|Author||Satzewich, Victor Nicholas|
|Publisher||University of Glasgow; Glasgow, UK|
This thesis makes a contribution to three areas of sociological thought. First, it is concerned with the elaboration and extension of the political economy approach to migration as it is represented in the work of Stephen Castles and his various co-authors. It suggests that the work of Castles, et al., is relatively silent on the role of the state, and ideological relations in the structuration of migration. In seeking to further refine the political economy framework as it is applied to migration, this thesis draws upon two other sets of literature which, in part, have emerged as counters to some of the more economistic of their formulations. In this light, the second area of sociological literature I draw upon is the recent work on the concepts of free and unfree labour. Finally, this thesis is informed by an analysis of recent debates on the concept of racialization. In synthesizing these three strands of sociology, this thesis advances the theoretical claim that political economy oriented theorists should focus on modes of incorporation, or the manner in which foreign-born labour articulates with capital and the state.

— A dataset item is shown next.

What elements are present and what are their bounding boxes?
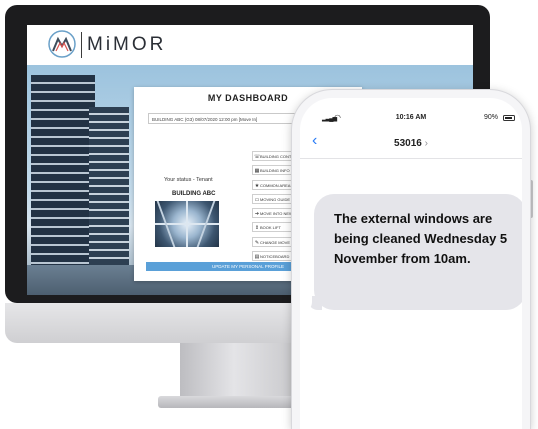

Within this context, four distinct modes of incorporation under capitalism are identified. These modes of incorporation are designated as: free immigrant labour, unfree immigrant labour, free migrant labour and unfree migrant labour. This thesis suggests that agents are subject to particular modes of incorporation, in part, on the basis on the process of racialization. This thesis uses the cases of late nineteenth and early twentieth century Chinese migration to Canada, and the post-1945 migration of farm labourers, from a number of source countries, including, specifically, the Netherlands, Poland, Germany, and the Caribbean, to the south western Ontario fruit and vegetable industry to highlight the centrality of the state in the process of migration, and the differential modes of incorporation of foreign-born persons into sites in production relations. Furthermore, the process of racialization is seen to have an impact on whether particular groups are allowed entry to a social formation, and upon how they are incorporated into sites in production relations.